Отступив на несколько шагов и пристально глядя на холст, Алан стал ждать, когда в голову придет идея. Если бы у него сейчас спросили, что он собирается рисовать, Алан бы не смог ответить. Казалось, идеи зрели в глубинах сознания, а потом неожиданно распускались, как весенние цветы, дождавшиеся своего часа. Если он долго смотрел на холст, то постепенно возникала желаемая картина. Всякий раз, стоило Алану собрать инструменты и краски, случалось чудо, перед ним возникали чудесные видения, которые сами просились на полотно.

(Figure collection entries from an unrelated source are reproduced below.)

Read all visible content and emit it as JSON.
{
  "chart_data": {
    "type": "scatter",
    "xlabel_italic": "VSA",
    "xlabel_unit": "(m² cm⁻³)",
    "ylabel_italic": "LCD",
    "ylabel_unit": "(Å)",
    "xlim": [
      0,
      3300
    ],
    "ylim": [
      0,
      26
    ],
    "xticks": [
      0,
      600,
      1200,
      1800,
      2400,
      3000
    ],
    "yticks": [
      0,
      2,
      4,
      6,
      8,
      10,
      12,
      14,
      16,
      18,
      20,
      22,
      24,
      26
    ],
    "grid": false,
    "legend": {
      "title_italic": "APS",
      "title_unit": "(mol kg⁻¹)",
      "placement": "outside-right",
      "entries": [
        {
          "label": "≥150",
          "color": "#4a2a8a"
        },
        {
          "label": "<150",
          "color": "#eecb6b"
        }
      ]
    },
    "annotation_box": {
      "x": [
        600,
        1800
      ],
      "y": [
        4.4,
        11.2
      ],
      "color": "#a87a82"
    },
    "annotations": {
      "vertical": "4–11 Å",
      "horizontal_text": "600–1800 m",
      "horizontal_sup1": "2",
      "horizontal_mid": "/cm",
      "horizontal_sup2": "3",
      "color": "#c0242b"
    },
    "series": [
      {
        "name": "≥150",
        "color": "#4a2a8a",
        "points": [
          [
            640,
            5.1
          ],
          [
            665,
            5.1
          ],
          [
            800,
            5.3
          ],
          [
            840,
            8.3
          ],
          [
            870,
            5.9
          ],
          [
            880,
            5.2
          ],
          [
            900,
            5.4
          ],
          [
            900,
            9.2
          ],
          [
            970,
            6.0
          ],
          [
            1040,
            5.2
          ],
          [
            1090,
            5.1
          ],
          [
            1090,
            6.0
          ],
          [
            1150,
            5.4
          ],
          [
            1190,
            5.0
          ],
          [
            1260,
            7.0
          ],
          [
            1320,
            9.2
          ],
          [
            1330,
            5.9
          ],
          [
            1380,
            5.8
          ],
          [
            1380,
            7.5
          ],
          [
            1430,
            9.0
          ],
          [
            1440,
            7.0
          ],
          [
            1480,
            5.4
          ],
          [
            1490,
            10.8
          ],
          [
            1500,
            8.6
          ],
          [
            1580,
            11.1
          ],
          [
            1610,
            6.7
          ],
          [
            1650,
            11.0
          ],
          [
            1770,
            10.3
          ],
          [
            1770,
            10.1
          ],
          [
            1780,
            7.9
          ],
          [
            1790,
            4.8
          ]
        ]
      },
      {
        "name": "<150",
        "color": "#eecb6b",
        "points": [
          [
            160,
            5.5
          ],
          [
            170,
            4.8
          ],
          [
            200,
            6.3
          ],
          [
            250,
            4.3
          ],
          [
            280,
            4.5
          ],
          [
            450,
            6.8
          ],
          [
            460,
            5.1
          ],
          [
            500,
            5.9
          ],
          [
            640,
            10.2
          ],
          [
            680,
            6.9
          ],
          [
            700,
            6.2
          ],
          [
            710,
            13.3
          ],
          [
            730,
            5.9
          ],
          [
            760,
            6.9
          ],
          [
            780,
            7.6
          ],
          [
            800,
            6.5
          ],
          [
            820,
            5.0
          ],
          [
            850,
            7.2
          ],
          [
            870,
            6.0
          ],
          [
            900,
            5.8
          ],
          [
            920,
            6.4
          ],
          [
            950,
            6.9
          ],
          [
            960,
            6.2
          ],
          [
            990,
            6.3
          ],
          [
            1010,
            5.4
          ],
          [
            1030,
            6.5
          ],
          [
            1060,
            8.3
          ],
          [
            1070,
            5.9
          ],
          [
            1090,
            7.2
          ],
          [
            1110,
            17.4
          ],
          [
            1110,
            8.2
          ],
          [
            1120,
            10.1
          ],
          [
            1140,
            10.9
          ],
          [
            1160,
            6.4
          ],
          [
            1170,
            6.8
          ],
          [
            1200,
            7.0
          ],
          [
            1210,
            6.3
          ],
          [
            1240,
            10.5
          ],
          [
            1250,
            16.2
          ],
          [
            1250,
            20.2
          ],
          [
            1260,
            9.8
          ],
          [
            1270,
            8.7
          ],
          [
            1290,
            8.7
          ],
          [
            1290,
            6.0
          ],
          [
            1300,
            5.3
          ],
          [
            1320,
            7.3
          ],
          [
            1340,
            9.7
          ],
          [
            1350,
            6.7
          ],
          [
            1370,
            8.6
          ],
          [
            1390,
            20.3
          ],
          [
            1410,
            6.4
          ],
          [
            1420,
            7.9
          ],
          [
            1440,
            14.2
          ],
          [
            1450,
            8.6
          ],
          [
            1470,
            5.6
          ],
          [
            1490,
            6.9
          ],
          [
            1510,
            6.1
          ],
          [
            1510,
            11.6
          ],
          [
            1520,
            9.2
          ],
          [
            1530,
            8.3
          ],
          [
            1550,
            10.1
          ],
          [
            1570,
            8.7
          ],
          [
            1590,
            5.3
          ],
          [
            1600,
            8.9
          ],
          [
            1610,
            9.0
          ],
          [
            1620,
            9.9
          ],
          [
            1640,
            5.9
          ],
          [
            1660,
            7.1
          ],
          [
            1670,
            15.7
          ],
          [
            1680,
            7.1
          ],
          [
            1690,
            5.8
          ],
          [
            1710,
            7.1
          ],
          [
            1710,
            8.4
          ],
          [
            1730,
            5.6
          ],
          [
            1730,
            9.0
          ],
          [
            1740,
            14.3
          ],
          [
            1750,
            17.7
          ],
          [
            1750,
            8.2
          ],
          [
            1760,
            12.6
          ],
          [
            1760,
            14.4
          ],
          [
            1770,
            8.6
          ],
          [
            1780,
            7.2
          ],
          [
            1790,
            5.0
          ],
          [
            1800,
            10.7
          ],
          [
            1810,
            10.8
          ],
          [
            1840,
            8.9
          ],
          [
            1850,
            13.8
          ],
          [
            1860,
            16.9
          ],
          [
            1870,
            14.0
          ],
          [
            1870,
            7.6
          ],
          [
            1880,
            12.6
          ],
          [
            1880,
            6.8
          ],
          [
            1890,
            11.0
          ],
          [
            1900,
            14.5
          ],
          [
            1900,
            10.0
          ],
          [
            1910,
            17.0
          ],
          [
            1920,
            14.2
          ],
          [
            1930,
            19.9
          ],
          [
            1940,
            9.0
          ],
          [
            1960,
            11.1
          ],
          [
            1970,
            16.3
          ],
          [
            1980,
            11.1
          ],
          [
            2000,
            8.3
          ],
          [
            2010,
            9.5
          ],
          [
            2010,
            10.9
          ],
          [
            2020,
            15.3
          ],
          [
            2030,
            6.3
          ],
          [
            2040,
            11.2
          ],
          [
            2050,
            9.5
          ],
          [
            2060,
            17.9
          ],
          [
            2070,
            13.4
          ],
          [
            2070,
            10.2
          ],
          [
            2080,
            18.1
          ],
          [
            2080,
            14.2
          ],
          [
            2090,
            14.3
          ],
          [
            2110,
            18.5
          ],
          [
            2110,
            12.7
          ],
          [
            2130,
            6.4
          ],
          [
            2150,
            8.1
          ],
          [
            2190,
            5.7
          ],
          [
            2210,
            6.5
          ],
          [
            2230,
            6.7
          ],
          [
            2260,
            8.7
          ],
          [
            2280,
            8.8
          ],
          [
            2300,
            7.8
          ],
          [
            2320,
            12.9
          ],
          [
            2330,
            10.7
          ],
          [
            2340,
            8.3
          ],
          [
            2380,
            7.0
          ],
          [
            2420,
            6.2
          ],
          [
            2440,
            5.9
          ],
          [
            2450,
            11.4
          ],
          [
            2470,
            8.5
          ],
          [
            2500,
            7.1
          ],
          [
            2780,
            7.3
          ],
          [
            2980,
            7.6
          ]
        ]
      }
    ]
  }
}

Художники по-разному объясняют феномен, названный профанами вдохновением. Арчер Гаррисон как-то сказала ему, что ее скульптуры уже существуют в глине, она просто убирает лишнее. Великий художник из племени навахо Четлахе Паладин говорит, что сюжеты ему подсказывают давно умершие художники, с которыми общается его дух. Но эти «как» и «почему» не играют никакой роли. Творческая энергия существовала во все времена и у всех народов.
Стоя перед мольбертом, Алан ощущал себя звеном в неразрывной цепи художников, начавшейся в каменном веке, когда великие мастера древности рисовали наскальные изображения и расписывали стены пещер, где их соплеменники укрывались от дождя и холода. Эти мастера нашептывали ему советы, ободряя и наставляя на путь истинного искусства. Если и существует атавистическая память, то носителями ее наверняка являются художники.
И вот свершилось. Сквозь ткань проступили очертания. Взяв в руку карандаш, Алан принялся за набросок. Он раскачивался, приседал, наклонялся в такт своим движениям, словно исполняя ритуальный танец. Делая общий контур, он откидывался назад, рисуя детали, почти утыкался в холст. Чудо произошло. На пустом месте возникла грозная фигура пожилого воина. В его рождении таилась несравненная радость, река, изливающаяся через кончик карандаша на полотно.
Через час набросок был готов, и Алан, глубоко вздохнув, положил карандаш. Теперь нужно оценить свое творение.
Воин стар. В чертах лица проглядывали усталость и благородство человека, не посрамившего в многочисленных битвах своей чести. Но чего-то не хватало. Чего-то главного, что сделало бы картину не просто портретом старого вождя апачей.
Внезапно Алан схватил карандаш, подбежал к холсту и вложил в руку старика бутон розы. Отступив, он снова посмотрел на холст, но уже и так понимал, что теперь рисунок можно считать законченным.
Он наполнил палитру охрой, жженой сиеной, цинковыми белилами. Для грунтовки он предпочитал именно эти цвета. Он работал с обдуманной яростью, полностью владея собой и своим талантом.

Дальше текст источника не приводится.